Besides, Rouleur’s target audience is, almost by definition, hard to get hold of, but when it finds them, Rouleur and Privateer turn into a habit, with subscriber retension high for the magazines, Gruppo tells BikeBiz, all of which makes both magazines an attractive draw for those wishing to reach those readers.
Born in a Barn
Digital creative specialist The Barn Agency were charged with putting together the new Rouleur site. Barney Macaulay tells BikeBiz about the project…
“It’s an exciting time for Rouleur. At the end of last year they had a great and growing brand but the online presence just didn’t reflect the magazine.

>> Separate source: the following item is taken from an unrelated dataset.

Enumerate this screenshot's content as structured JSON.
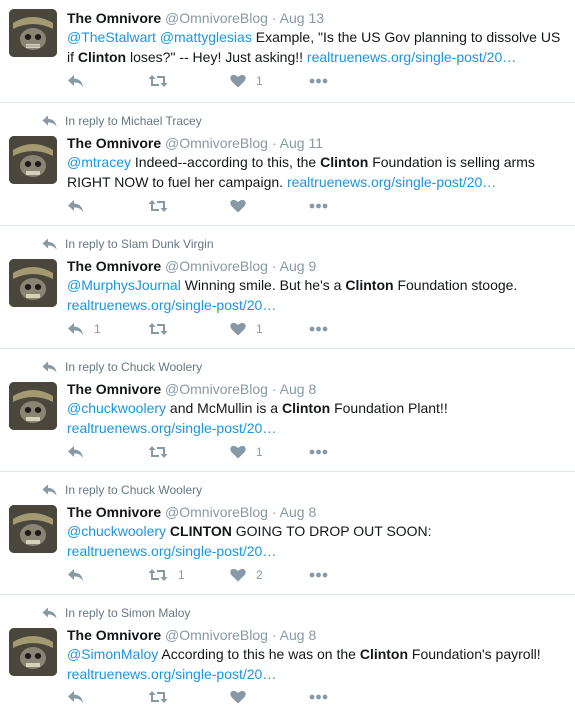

“The brief for the website was to capture the essence and high premium level of the publication, but online. They had business objectives too of course – the site has to pay for itself – so there is an e-commerce element too and a move to get more content on the site.
“Some articles will be free but subscribers will be get more content from the site. We’ve worked with premium brands but they are usually product focused. Rouleur, however, is all about content – that sells it. They are in a great position as they can provide the story behind the product, like an Eddy Merckx feature, and then that leads to somewhere the reader can buy an Eddy Merckx poster or model. There’s a closer synergy between product and content. They are a content provider with stories to help sell the product.
“We understand premium brands and how to represent them properly – not crowbarring a brand into a template ‘your logo goes here’. This is the first time we’ve worked in the cycle trade, but our premium and high-end expertise links into Rouleur’s knowledge of the cycle trade.
“You learn a lot as you go along and the brief inevitably develops with the project. We try to reduce the time spent by using wire framing blueprint for the site initially, then you build it.”